In his semi-annual testimony before the federal House of Representatives Economics Committee, Glenn Stevens slammed much media and economic discussion on the economy as "more negative than the facts actually warrant".

"It ain't all home and hosed and all happy days, but it is not as bad as much commentary that I read would lead one to believe," he told the committee members.

Mr Stevens' positive view appears to lower the chances of the Reserve Bank cutting the official cash rate further from its current record low level of 2 per cent.

The RBA governor even implied that a hard landing for China's economy, where annual growth would drop dramatically below 7 per cent, may not be enough to trigger another interest rate cut.

"You would expect in that world the [Australian dollar] exchange rate's probably going to go down, probably quite a bit, and that will be one of the key mechanisms that helps the Australian economy cope," Mr Stevens observed.

Not that the RBA boss expects that to happen.

Mr Stevens said recent share market turmoil has not fed through significantly into debt markets for sovereigns, banks and most other companies, implying that the global economy is far from a crisis.

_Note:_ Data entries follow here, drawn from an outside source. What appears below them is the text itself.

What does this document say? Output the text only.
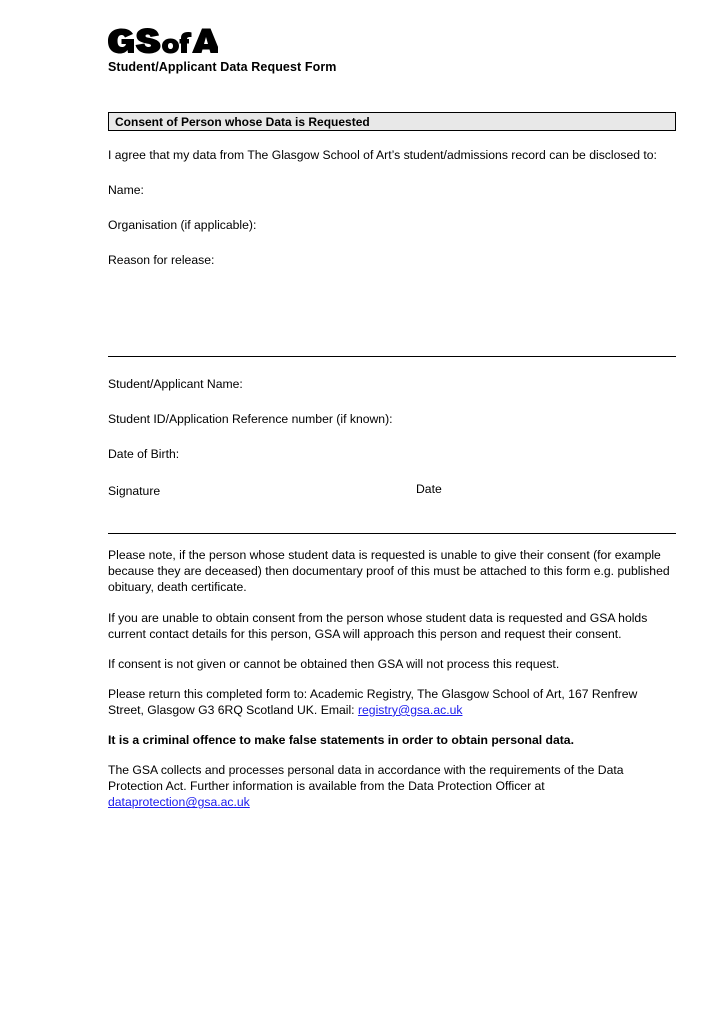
Student/Applicant Data Request Form
Consent of Person whose Data is Requested

I agree that my data from The Glasgow School of Art’s student/admissions record can be disclosed to:

Name:
Organisation (if applicable):
Reason for release:
Student/Applicant Name:
Student ID/Application Reference number (if known):
Date of Birth:
Signature	Date

Please note, if the person whose student data is requested is unable to give their consent (for example because they are deceased) then documentary proof of this must be attached to this form e.g. published obituary, death certificate.

If you are unable to obtain consent from the person whose student data is requested and GSA holds current contact details for this person, GSA will approach this person and request their consent.

If consent is not given or cannot be obtained then GSA will not process this request.

Please return this completed form to: Academic Registry, The Glasgow School of Art, 167 Renfrew Street, Glasgow G3 6RQ Scotland UK. Email: registry@gsa.ac.uk

It is a criminal offence to make false statements in order to obtain personal data.

The GSA collects and processes personal data in accordance with the requirements of the Data Protection Act. Further information is available from the Data Protection Officer at dataprotection@gsa.ac.uk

"Things could change but, at present, we do not see anything approaching the dislocation of funding channels that you see in serious crises," he added.

Mr Stevens also played down weak Australian economic growth figures for the June quarter released earlier this month, which showed that GDP grew just 0.2 per cent over that three-month period.

"The March quarter exaggerates strength and the June quarter exaggerates weakness in the GDP as measured," he noted, although the annual growth rate was also quite weak at only 2 per cent.